To stream/ingest data automatically from an AWS S3 bucket into Snowflake using native functionality, Snowpipe is likely the solution you’re seeking. We do have two related posts you can explore for related content:
- Configuring Storage Integrations Between Snowflake and AWS S3
- Automated Ingestion from Azure Storage into Snowflake via Snowpipe
This post, however, covers an example of a scenario where machinery/sensor or weather data is constantly generated and for example preventive maintenance can be implemented on top.
Flow Diagram
This diagram gives an illustration of the flow involved in a Snowpipe connection between Snowflake and AWS, utilizing both storage (C) and notification (H) integrations.
The following outline the connections between the components used for the automated ingestion.
- The data flows from the source into an S3 bucket. Multiple sources can be utilised, as well.
- An IAM role with a policy providing the permissions to List/Read/Write from the S3 bucket is used.
- The connection between the IAM role and the storage integration is established using:
- role ARN
- IAM_USER_ARN and the External_ID specified by the storage integration
- A Snowflake external stage can be created using the storage integration name, which allows access to the data in the S3 bucket through the IAM role.
- The Snowpipe uses the external stage to copy the data into a snowflake table.
- The Snowpipe is notified when new data arrives in the S3 bucket through the notification path.
Requirements
This article assumes that the following objects are already configured:
- An AWS S3 bucket
- A Snowflake user with ACCOUNTADMIN role or another role with granted CREATE INTEGRATION privileges
- A Snowflake table with a column of type VARIANT
Step 1: Configure a Storage Integrations Between Snowflake and AWS S3
This step is covered in another blog post: Configuring Storage Integrations Between Snowflake and AWS S3.
Step 2: Creating a Snowpipe
To utilize cloud messaging for triggering data loads, the Snowpipe query should have “auto_ingest = true”, as shown below:
create pipe <snowpipe_name> auto_ingest=true as copy into <table_name> from @<stage_name> file_format = (type = 'json');
Snowpipe copies the incoming data from the external stage created in Step 2 into a table.
Step 3: Setting Up an Event Notification for Snowpipe
The final step is to enable the bucket to notify Snowpipe when new data arrives. This can be done by executing the query “desc pipe <snowpipe_name>;”, copying the notification_channel value from the query results, and pasting it into the AWS SQS.

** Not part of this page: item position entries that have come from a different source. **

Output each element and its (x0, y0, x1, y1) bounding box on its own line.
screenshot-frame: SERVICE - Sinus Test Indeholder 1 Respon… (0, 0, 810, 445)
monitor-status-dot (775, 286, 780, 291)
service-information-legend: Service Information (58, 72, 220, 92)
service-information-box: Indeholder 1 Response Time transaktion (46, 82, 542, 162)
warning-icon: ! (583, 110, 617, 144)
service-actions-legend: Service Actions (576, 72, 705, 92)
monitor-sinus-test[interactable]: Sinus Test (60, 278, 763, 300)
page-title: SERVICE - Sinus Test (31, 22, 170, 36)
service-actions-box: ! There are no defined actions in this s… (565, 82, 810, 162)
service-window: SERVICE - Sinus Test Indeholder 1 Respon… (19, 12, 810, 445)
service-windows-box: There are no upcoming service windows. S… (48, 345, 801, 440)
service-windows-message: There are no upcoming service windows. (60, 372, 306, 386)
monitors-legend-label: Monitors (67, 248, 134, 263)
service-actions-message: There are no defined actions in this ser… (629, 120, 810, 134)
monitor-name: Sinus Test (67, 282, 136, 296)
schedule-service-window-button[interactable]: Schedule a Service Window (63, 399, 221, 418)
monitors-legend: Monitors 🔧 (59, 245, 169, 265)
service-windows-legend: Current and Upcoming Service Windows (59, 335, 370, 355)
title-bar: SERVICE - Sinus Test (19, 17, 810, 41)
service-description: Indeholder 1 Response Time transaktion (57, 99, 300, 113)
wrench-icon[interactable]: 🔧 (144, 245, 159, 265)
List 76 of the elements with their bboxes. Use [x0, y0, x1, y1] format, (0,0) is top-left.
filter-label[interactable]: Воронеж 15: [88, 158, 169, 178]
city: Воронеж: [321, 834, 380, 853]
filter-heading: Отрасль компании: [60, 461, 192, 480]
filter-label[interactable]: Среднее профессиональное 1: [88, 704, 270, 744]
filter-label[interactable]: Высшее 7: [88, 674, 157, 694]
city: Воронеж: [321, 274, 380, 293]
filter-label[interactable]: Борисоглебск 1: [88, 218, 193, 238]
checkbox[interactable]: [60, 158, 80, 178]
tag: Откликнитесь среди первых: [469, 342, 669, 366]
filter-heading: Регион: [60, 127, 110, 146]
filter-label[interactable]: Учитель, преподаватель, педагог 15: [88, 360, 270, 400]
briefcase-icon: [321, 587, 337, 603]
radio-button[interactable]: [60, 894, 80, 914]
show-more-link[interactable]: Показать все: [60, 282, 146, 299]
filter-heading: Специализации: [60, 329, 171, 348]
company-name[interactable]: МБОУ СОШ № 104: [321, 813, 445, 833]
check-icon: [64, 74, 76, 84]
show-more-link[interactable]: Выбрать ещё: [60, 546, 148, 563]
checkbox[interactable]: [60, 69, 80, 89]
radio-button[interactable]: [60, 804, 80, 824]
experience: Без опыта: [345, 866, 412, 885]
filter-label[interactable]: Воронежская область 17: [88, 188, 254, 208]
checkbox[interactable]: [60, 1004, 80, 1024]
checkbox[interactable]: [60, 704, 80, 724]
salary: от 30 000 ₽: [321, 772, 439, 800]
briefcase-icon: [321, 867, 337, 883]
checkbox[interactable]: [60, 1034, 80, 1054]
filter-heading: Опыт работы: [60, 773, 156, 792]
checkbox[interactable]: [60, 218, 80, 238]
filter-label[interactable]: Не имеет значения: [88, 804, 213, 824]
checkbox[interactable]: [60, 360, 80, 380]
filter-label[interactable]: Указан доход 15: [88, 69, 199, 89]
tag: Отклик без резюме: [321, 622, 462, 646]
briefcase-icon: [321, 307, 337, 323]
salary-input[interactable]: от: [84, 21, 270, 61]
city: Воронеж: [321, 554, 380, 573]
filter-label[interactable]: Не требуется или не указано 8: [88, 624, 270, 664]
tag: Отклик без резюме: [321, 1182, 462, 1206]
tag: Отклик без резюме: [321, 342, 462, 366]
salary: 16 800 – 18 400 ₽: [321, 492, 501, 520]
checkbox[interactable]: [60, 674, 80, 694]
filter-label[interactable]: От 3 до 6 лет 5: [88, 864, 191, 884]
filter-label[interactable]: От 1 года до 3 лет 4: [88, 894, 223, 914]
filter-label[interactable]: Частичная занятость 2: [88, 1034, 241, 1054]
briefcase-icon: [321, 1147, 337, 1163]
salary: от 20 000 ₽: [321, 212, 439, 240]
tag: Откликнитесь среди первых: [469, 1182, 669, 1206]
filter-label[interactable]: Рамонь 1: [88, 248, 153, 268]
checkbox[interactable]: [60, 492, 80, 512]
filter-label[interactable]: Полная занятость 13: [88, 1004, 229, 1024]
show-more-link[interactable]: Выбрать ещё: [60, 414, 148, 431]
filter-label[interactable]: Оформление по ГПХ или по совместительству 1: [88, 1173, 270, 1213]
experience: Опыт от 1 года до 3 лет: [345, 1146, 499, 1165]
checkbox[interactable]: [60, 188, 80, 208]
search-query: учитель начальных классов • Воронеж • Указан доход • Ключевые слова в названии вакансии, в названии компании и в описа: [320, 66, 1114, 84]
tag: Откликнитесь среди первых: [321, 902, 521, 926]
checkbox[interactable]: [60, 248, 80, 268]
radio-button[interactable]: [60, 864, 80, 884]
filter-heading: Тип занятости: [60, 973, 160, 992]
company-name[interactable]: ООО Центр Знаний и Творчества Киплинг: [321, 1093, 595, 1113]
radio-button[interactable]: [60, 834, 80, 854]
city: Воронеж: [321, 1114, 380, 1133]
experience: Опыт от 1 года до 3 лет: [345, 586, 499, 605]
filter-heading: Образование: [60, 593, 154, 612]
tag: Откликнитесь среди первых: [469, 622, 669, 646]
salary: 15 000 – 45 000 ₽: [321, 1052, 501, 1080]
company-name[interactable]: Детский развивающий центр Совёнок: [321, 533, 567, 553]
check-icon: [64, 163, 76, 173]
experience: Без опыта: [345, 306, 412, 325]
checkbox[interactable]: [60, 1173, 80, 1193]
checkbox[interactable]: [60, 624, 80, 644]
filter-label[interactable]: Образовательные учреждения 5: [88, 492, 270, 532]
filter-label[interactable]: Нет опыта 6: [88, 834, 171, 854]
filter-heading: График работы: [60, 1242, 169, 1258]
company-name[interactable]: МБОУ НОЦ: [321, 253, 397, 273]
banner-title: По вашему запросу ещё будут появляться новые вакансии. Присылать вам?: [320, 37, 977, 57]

The following GIF shows how to set up an event notification for Snowpipe:
To approve the connection, you can upload any JSON file in the S3 bucket and then run the following SQL statement in Snowflake:
Select * from <table_name>;
The query should display a table with the JSON data from the S3 Bucket. Note that Snowpipe is not a real-time solution, so there will be some delay before the data is available to query in Snowflake.
Wrap Up
This article demonstrates how to set up a Snowpipe that uses an event notification on an S3 bucket to be notified. The Snowpipe then accesses the data in that S3 bucket from an external stage via a storage integration that uses an IAM role with permissions to access the S3 bucket. That data will then be copied by Snowpipe into a Snowflake table with a column of the type VARIANT.